We've probably all worked for someone who enjoys focusing on negative motivation and even thrives on it. But overall, personally, I don’t think most people want to focus on negative motivation, and there are only two reasons someone would focus on it.

  • One - Somewhere in their past, they were led by fear, and they’ve continued the bad habits of the bad managers.

  • Two - it’s the easy way out because finding what will inspire an employee is hard. Threatening their employment is easy.

However, neither of these reasons is acceptable when trying to build a culture to overcome employee disengagement.

In my experience, the difference between positive and negative types of motivation is that negative motivation leads to short-term gains, while positive motivation leads to long-term engagement. There are many ways to lead with positive motivation, including:

Give employees something to run toward, not from

Hardcover copy and a tablet view of the book entitled Engaged Leadership

In my book Engaged Leadership: Building a Culture to Overcome Employee Disengagement, I address the need to set expectations and consequences. The importance of positive consequences was shared and should be addressed here as well.

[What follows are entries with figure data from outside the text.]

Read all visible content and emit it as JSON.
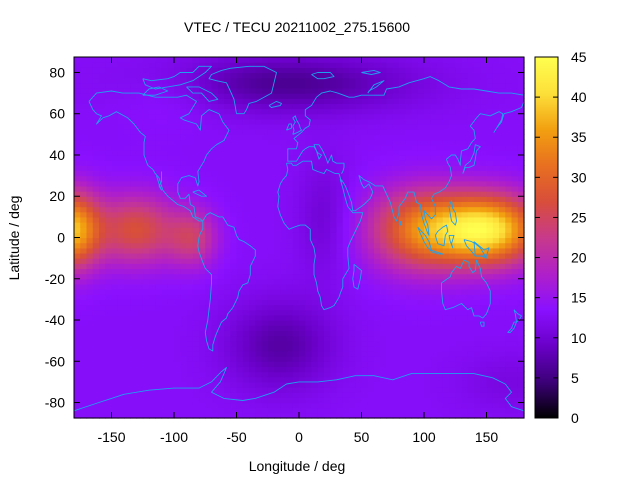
{
  "chart_data": {
    "type": "heatmap",
    "title": "VTEC / TECU 20211002_275.15600",
    "xlabel": "Longitude / deg",
    "ylabel": "Latitude / deg",
    "xlim": [
      -180,
      180
    ],
    "ylim": [
      -87.5,
      87.5
    ],
    "xticks": [
      -150,
      -100,
      -50,
      0,
      50,
      100,
      150
    ],
    "yticks": [
      -80,
      -60,
      -40,
      -20,
      0,
      20,
      40,
      60,
      80
    ],
    "grid": false,
    "colorbar": {
      "range": [
        0,
        45
      ],
      "ticks": [
        0,
        5,
        10,
        15,
        20,
        25,
        30,
        35,
        40,
        45
      ],
      "colormap": [
        "#000000",
        "#3c0078",
        "#6a00c8",
        "#8a10ff",
        "#b020c8",
        "#c83a8a",
        "#d84e3a",
        "#e87020",
        "#f2a010",
        "#fde03a",
        "#ffff50"
      ],
      "placement": "right"
    },
    "grid_resolution_deg": {
      "lon": 5,
      "lat": 2.5
    },
    "field_description_values": {
      "background_tecu": 13,
      "polar_north_minimum_tecu": 6,
      "south_atlantic_minimum_tecu": 7,
      "eastern_hemisphere_peak_tecu": 42,
      "western_pacific_peak_tecu": 38
    },
    "overlay": "coastlines"
  }
}
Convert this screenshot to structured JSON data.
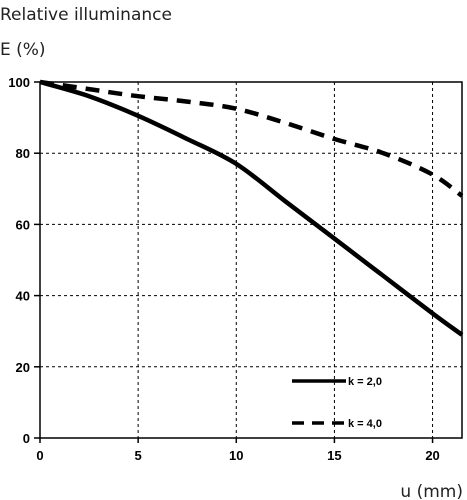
{
  "chart_data": {
    "type": "line",
    "title": "Relative illuminance",
    "ylabel": "E (%)",
    "xlabel": "u (mm)",
    "xlim": [
      0,
      21.5
    ],
    "ylim": [
      0,
      100
    ],
    "x_ticks": [
      0,
      5,
      10,
      15,
      20
    ],
    "y_ticks": [
      0,
      20,
      40,
      60,
      80,
      100
    ],
    "grid": true,
    "legend_position": "bottom-right",
    "series": [
      {
        "name": "k = 2,0",
        "style": "solid",
        "color": "#000000",
        "x": [
          0,
          2.5,
          5,
          7.5,
          10,
          12.5,
          15,
          17.5,
          20,
          21.5
        ],
        "y": [
          100,
          96,
          90.5,
          84,
          77,
          66.5,
          56,
          45.5,
          35,
          29
        ]
      },
      {
        "name": "k = 4,0",
        "style": "dashed",
        "color": "#000000",
        "x": [
          0,
          2.5,
          5,
          7.5,
          10,
          12.5,
          15,
          17.5,
          20,
          21.5
        ],
        "y": [
          100,
          98,
          96,
          94.5,
          92.5,
          88.5,
          84,
          80,
          74,
          68
        ]
      }
    ]
  }
}
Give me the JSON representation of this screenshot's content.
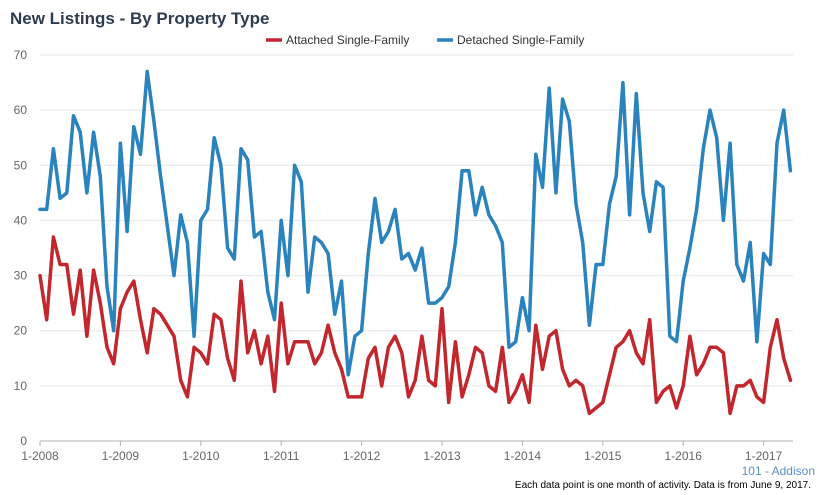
{
  "chart_data": {
    "type": "line",
    "title": "New Listings - By Property Type",
    "xlabel": "",
    "ylabel": "",
    "ylim": [
      0,
      70
    ],
    "yticks": [
      0,
      10,
      20,
      30,
      40,
      50,
      60,
      70
    ],
    "x_start": "2008-01",
    "x_tick_labels": [
      "1-2008",
      "1-2009",
      "1-2010",
      "1-2011",
      "1-2012",
      "1-2013",
      "1-2014",
      "1-2015",
      "1-2016",
      "1-2017"
    ],
    "grid": true,
    "legend_position": "top",
    "series": [
      {
        "name": "Attached Single-Family",
        "color": "#c1272d",
        "values": [
          30,
          22,
          37,
          32,
          32,
          23,
          31,
          19,
          31,
          25,
          17,
          14,
          24,
          27,
          29,
          22,
          16,
          24,
          23,
          21,
          19,
          11,
          8,
          17,
          16,
          14,
          23,
          22,
          15,
          11,
          29,
          16,
          20,
          14,
          19,
          9,
          25,
          14,
          18,
          18,
          18,
          14,
          16,
          21,
          16,
          13,
          8,
          8,
          8,
          15,
          17,
          10,
          17,
          19,
          16,
          8,
          11,
          19,
          11,
          10,
          24,
          7,
          18,
          8,
          12,
          17,
          16,
          10,
          9,
          17,
          7,
          9,
          12,
          7,
          21,
          13,
          19,
          20,
          13,
          10,
          11,
          10,
          5,
          6,
          7,
          12,
          17,
          18,
          20,
          16,
          14,
          22,
          7,
          9,
          10,
          6,
          10,
          19,
          12,
          14,
          17,
          17,
          16,
          5,
          10,
          10,
          11,
          8,
          7,
          17,
          22,
          15,
          11
        ]
      },
      {
        "name": "Detached Single-Family",
        "color": "#2a83bd",
        "values": [
          42,
          42,
          53,
          44,
          45,
          59,
          56,
          45,
          56,
          48,
          28,
          20,
          54,
          38,
          57,
          52,
          67,
          58,
          48,
          39,
          30,
          41,
          36,
          19,
          40,
          42,
          55,
          50,
          35,
          33,
          53,
          51,
          37,
          38,
          27,
          22,
          40,
          30,
          50,
          47,
          27,
          37,
          36,
          34,
          23,
          29,
          12,
          19,
          20,
          34,
          44,
          36,
          38,
          42,
          33,
          34,
          31,
          35,
          25,
          25,
          26,
          28,
          36,
          49,
          49,
          41,
          46,
          41,
          39,
          36,
          17,
          18,
          26,
          20,
          52,
          46,
          64,
          45,
          62,
          58,
          43,
          36,
          21,
          32,
          32,
          43,
          48,
          65,
          41,
          63,
          45,
          38,
          47,
          46,
          19,
          18,
          29,
          35,
          42,
          53,
          60,
          55,
          40,
          54,
          32,
          29,
          36,
          18,
          34,
          32,
          54,
          60,
          49
        ]
      }
    ]
  },
  "location_label": "101 - Addison",
  "footnote": "Each data point is one month of activity. Data is from June 9, 2017."
}
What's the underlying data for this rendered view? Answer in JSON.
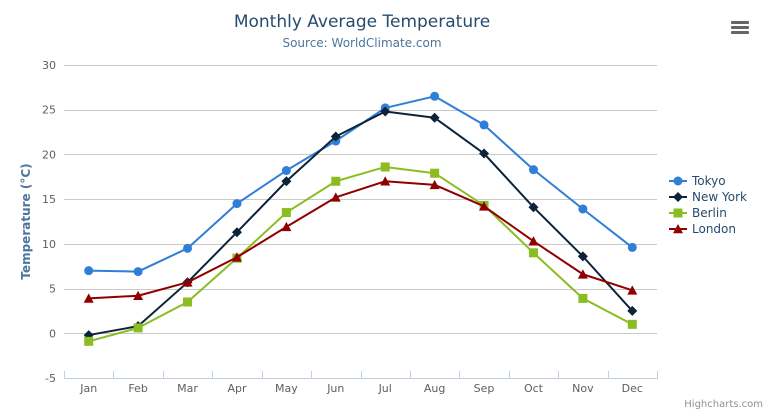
{
  "header": {
    "title": "Monthly Average Temperature",
    "subtitle": "Source: WorldClimate.com"
  },
  "chart_data": {
    "type": "line",
    "title": "Monthly Average Temperature",
    "subtitle": "Source: WorldClimate.com",
    "categories": [
      "Jan",
      "Feb",
      "Mar",
      "Apr",
      "May",
      "Jun",
      "Jul",
      "Aug",
      "Sep",
      "Oct",
      "Nov",
      "Dec"
    ],
    "series": [
      {
        "name": "Tokyo",
        "color": "#2f7ed8",
        "marker": "circle",
        "values": [
          7.0,
          6.9,
          9.5,
          14.5,
          18.2,
          21.5,
          25.2,
          26.5,
          23.3,
          18.3,
          13.9,
          9.6
        ]
      },
      {
        "name": "New York",
        "color": "#0d233a",
        "marker": "diamond",
        "values": [
          -0.2,
          0.8,
          5.7,
          11.3,
          17.0,
          22.0,
          24.8,
          24.1,
          20.1,
          14.1,
          8.6,
          2.5
        ]
      },
      {
        "name": "Berlin",
        "color": "#8bbc21",
        "marker": "square",
        "values": [
          -0.9,
          0.6,
          3.5,
          8.4,
          13.5,
          17.0,
          18.6,
          17.9,
          14.3,
          9.0,
          3.9,
          1.0
        ]
      },
      {
        "name": "London",
        "color": "#910000",
        "marker": "triangle",
        "values": [
          3.9,
          4.2,
          5.7,
          8.5,
          11.9,
          15.2,
          17.0,
          16.6,
          14.2,
          10.3,
          6.6,
          4.8
        ]
      }
    ],
    "xlabel": "",
    "ylabel": "Temperature (°C)",
    "ylim": [
      -5,
      30
    ],
    "yticks": [
      -5,
      0,
      5,
      10,
      15,
      20,
      25,
      30
    ],
    "grid": true,
    "legend_position": "right",
    "credits": "Highcharts.com"
  },
  "colors": {
    "title": "#274b6d",
    "subtitle": "#4d759e",
    "axis_title": "#4d759e",
    "axis_labels": "#606060",
    "grid_line": "#c9c9c9",
    "axis_line": "#c0d0e0",
    "legend_text": "#274b6d",
    "credits_text": "#909090",
    "menu_icon": "#666666"
  },
  "icons": {
    "context_menu": "hamburger"
  }
}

Negative motivation gives employees something to run from. For example, if you tell an employee that the next time you catch him making a personal call you will “write him up,” then he very well may stop making personal calls because he’s afraid of getting written up. He is running from the negative consequence. (Actually, more than likely he’ll continue to make personal telephone calls if he works in a culture like that and he'll just make sure to not do it when you’re around.)

On the other hand, positive motivation gives him something to run toward and can change his behavior. Tell him what positive thing will happen if he goes the next three months and you ­haven’t had to talk to him about making personal calls.

Ask employees what positive motivation will inspire them

One of the most common questions I receive is related to ways to motivate employees. Managers tell me they’ve done everything they know to do to inspire their employees, yet their employees still aren't motivated.

My advice to them is always the same, which is to stop trying to figure out what will motivate them and just ask them what will do it.

Once you know what inspires them, your efforts at motivation will work every time.

Focus on what they’re doing well

The traditional performance review includes a laundry list of things needing improvement. There’s nothing wrong with informing employees of areas of improvement but start by telling them what they’re doing well and then tell them how they can improve.

Focus on the best

All employees are important and deserve to be led with positive motivation. There is no group more deserving of your attention than the percentage at the top of your organization. These are usually the first to leave because they don’t feel recognized. Identify ways to lead with positive motivation, and direct it toward those at the top.

Negative Motivation in the Workplace

There is a time for negative motivation in the workplace, but we should start with positive motivation if we want people to do things for the right reason and if we want to build a culture to overcome employee disengagement.